Note that this book is currently in beta.

Why you should read this book

Most deep learning projects start out by training a model to convergence on data specific to your task, then using that model to drive predictions on future data. The more difficult the task, the larger the model needed to perform it, and the longer it takes to train. Many deep learning models used in production systems today have training times measured in days. This has multiple adverse effects:

  • High training costs.

  • Slow iteration cycles.

  • Hardware resource constraints.

  • Poor prediction latency once deployed.

These issues are well-documented in production at companies like Google, Facebook, Reddit, etcetera. Luckily they have driven research and development into tools and techniques that can help reduce these costs and remove these barriers.

This book attempts to serve as a simple introduction to the world of “architecture-independent” model optimization from the perspective of a PyTorch practitioner. We cover techniques like model quantization, model pruning, data-distributed training, mixed-precision training, and just-in-time compilation. We include code samples to help you get started and benchmarks showing the power of these techniques on example models of interest.

Who should read this book

The intended audience for this book are intermediate and advanced deep learning practitioners using PyTorch. This book assumes familiarity with the basics of model training using PyTorch.

Note that the scope of this book is purposefully limited in the following ways:

  • We only cover techniques provided in the core PyTorch SDK. While there are many interesting external tools like Horovod and Apache TVM, the tools built into PyTorch itself are a good place to start.

  • We only cover “architecture-independent” ideas. The techniques we cover here should be applicable to almost any model.

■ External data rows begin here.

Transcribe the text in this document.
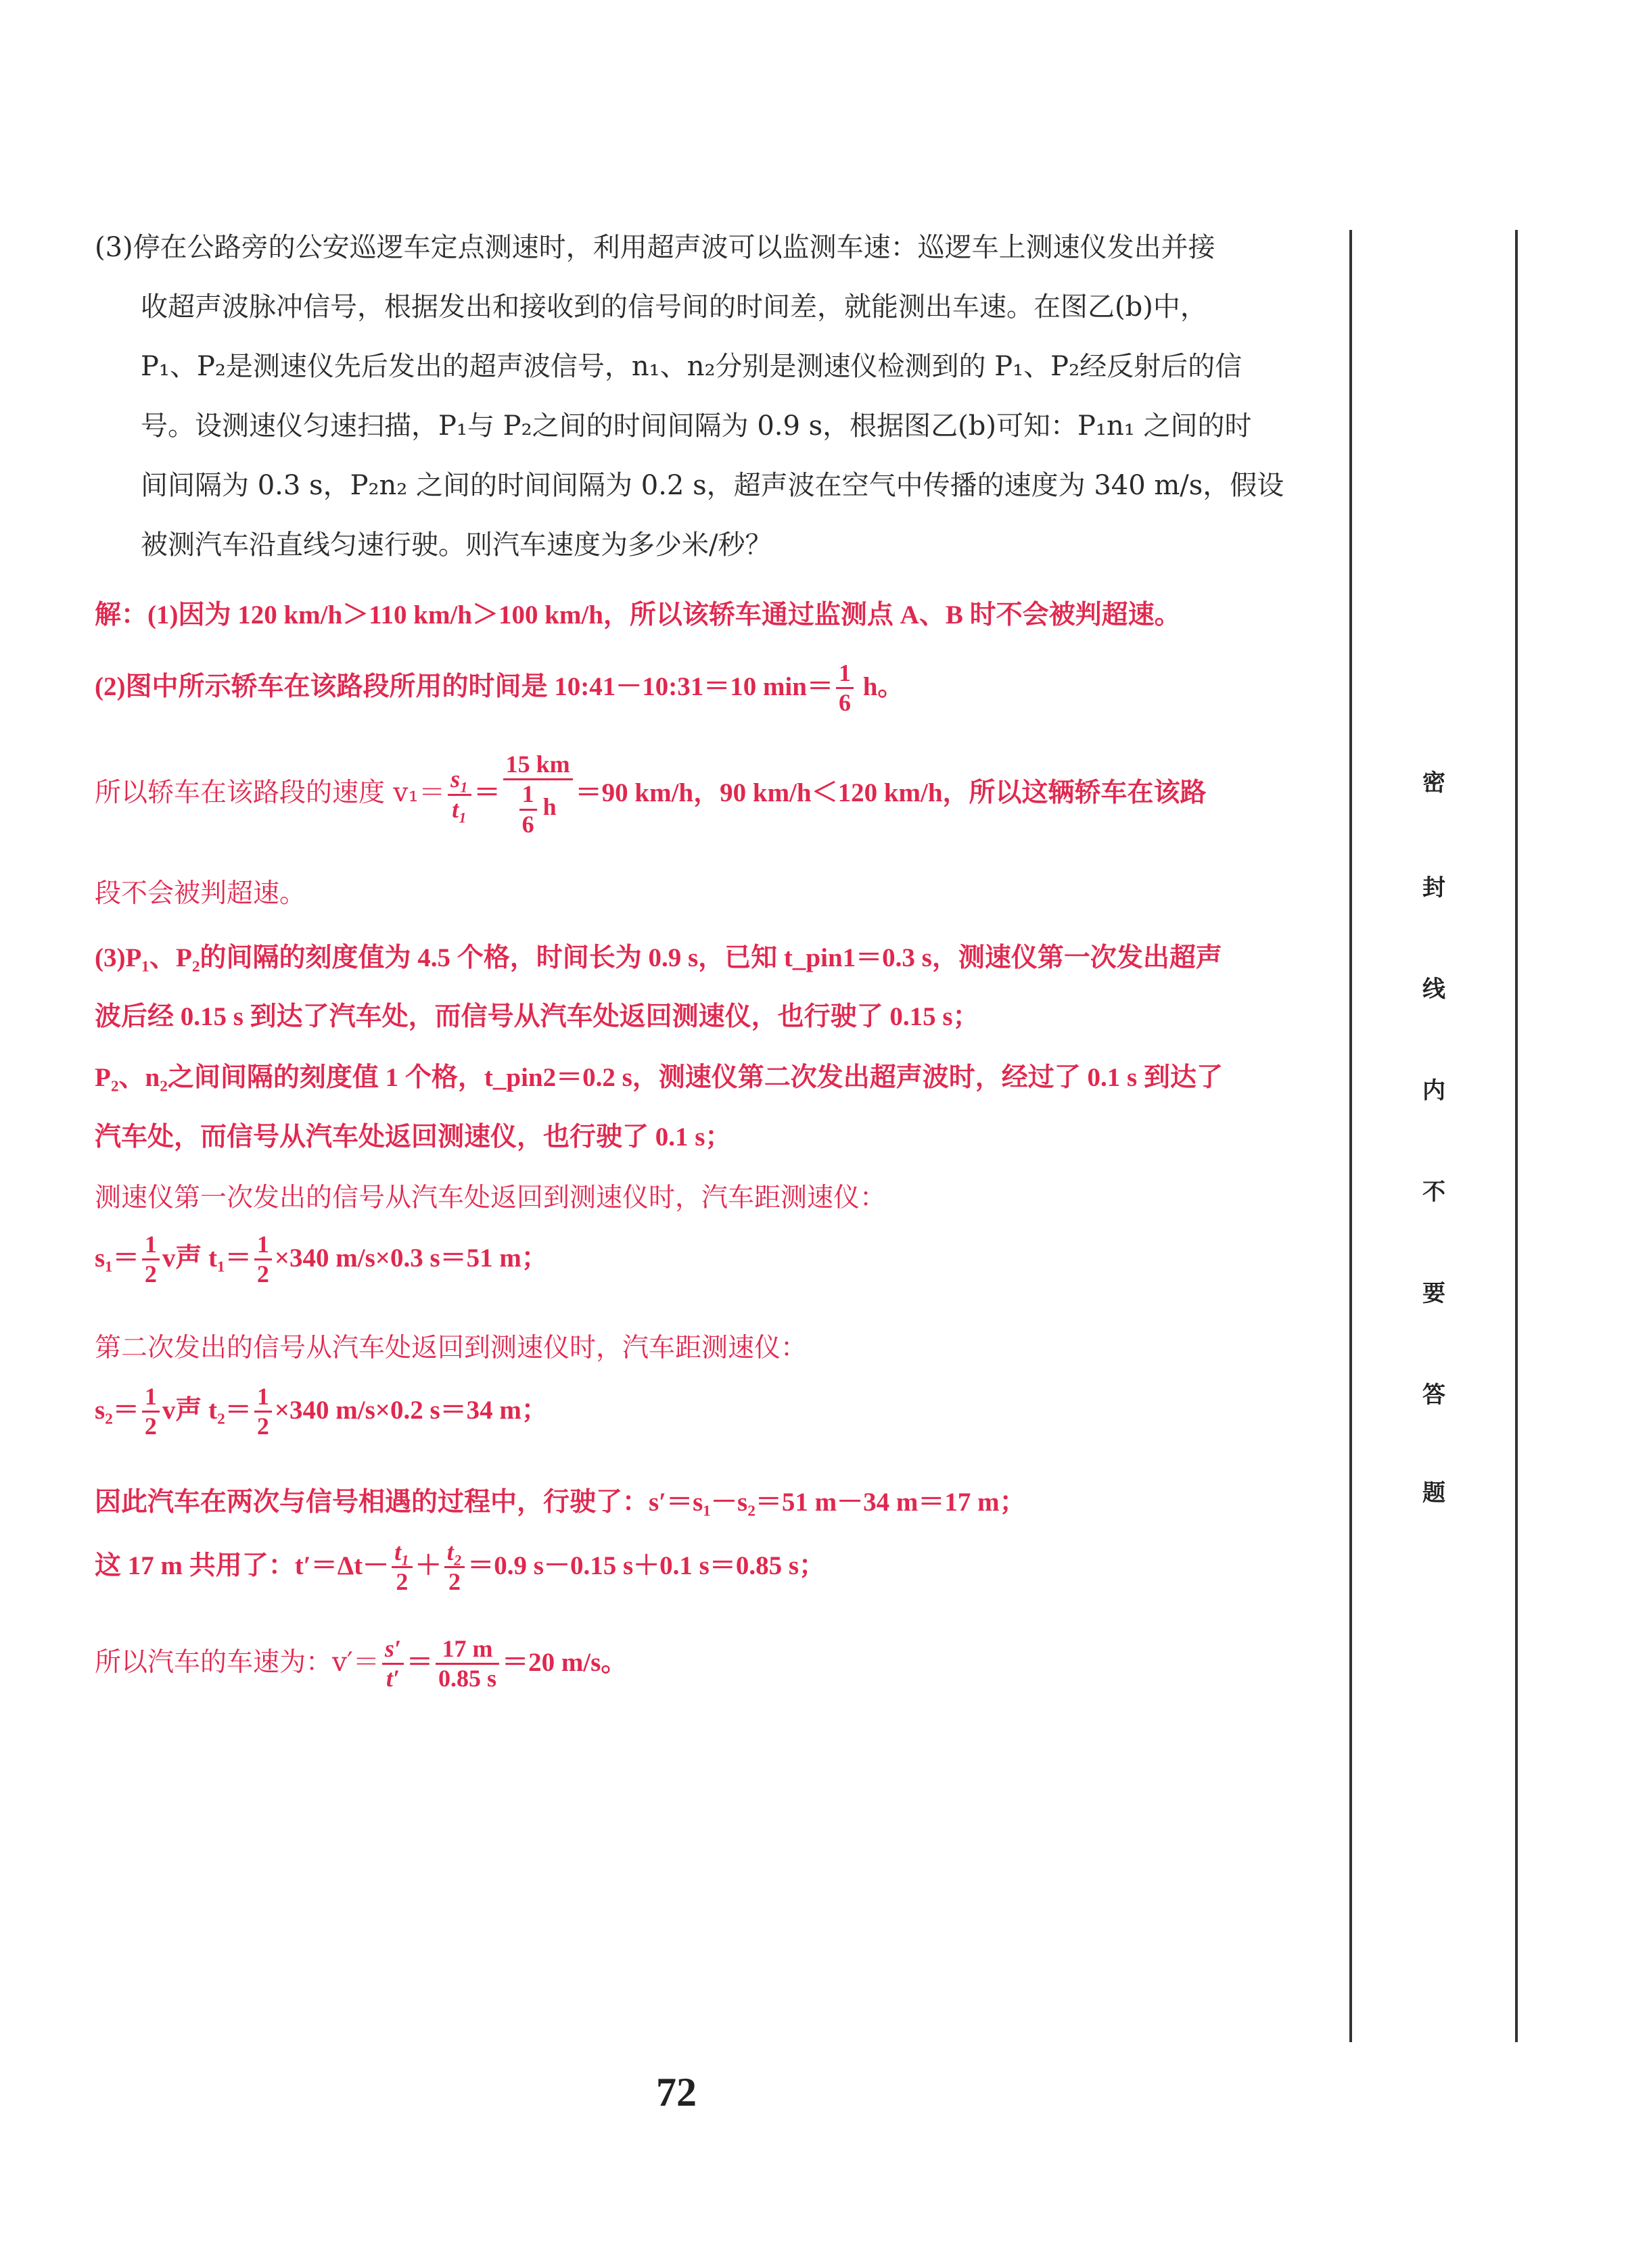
(3)停在公路旁的公安巡逻车定点测速时，利用超声波可以监测车速：巡逻车上测速仪发出并接

收超声波脉冲信号，根据发出和接收到的信号间的时间差，就能测出车速。在图乙(b)中，

P₁、P₂是测速仪先后发出的超声波信号，n₁、n₂分别是测速仪检测到的 P₁、P₂经反射后的信

号。设测速仪匀速扫描，P₁与 P₂之间的时间间隔为 0.9 s，根据图乙(b)可知：P₁n₁ 之间的时

间间隔为 0.3 s，P₂n₂ 之间的时间间隔为 0.2 s，超声波在空气中传播的速度为 340 m/s，假设

被测汽车沿直线匀速行驶。则汽车速度为多少米/秒？

解：(1)因为 120 km/h＞110 km/h＞100 km/h，所以该轿车通过监测点 A、B 时不会被判超速。
(2)图中所示轿车在该路段所用的时间是 10:41－10:31＝10 $\min= \frac{1}{6}$ h。
所以轿车在该路段的速度 $v_1= \frac{\text{s₁}}{\text{t₁}} = \frac{15 km}{\frac{1}{6} h} =90$ km/h，90 km/h＜120 km/h，所以这辆轿车在该路
段不会被判超速。
(3)P₁、P₂的间隔的刻度值为 4.5 个格，时间长为 0.9 s，已知 t_pin1＝0.3 s，测速仪第一次发出超声
波后经 0.15 s 到达了汽车处，而信号从汽车处返回测速仪，也行驶了 0.15 s；
P₂、n₂之间间隔的刻度值 1 个格，t_pin2＝0.2 s，测速仪第二次发出超声波时，经过了 0.1 s 到达了
汽车处，而信号从汽车处返回测速仪，也行驶了 0.1 s；
测速仪第一次发出的信号从汽车处返回到测速仪时，汽车距测速仪：
$s_1= \frac{1}{2}$ v声 $t_1= \frac{1}{2} \times 340$ m/s×0.3 s＝51 m；
第二次发出的信号从汽车处返回到测速仪时，汽车距测速仪：
$s_2= \frac{1}{2}$ v声 $t_2= \frac{1}{2} \times 340$ m/s×0.2 s＝34 m；
因此汽车在两次与信号相遇的过程中，行驶了：s′＝s₁－s₂＝51 m－34 m＝17 m；
这 17 m 共用了：$t'=\Delta t- \frac{\text{t₁}}{2} + \frac{\text{t₂}}{2} =0.9$ s－0.15 s＋0.1 s＝0.85 s；
所以汽车的车速为：$v'= \frac{s'}{t'} = \frac{17 m}{0.85 s} =20$ m/s。
密
封
线
内
不
要
答
题
72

  • We only cover training, not inference. Model inference optimization is a separate, albeit equally interesting topic. Perhaps a future edition of this book will cover this space also.

  • We only cover PyTorch. Many of the same tools and techniques exist in TensorFlow, but (1) I am much less familiar with TensorFlow and (2) it is very difficult to write a technical reference covering two different SDKs at the same time.

All of the code for this book is open source! To submit issues or open pull requests, visit the GitHub repository.


This book is based on a sequence of blog posts I wrote for the blog while working for Spell. We are a model ops company that specializes and making training and deploying deep learning models on the cloud as simple and easy as possible.

I was inspired to collect and edit these disparate posts, plus some new material, into a single book by the blog post Faster Deep Learning Training with PyTorch – a 2021 Guide, by Lorenz Kuhn. This blog post was the subject of one of the most popular r/MachineLearning posts of all time.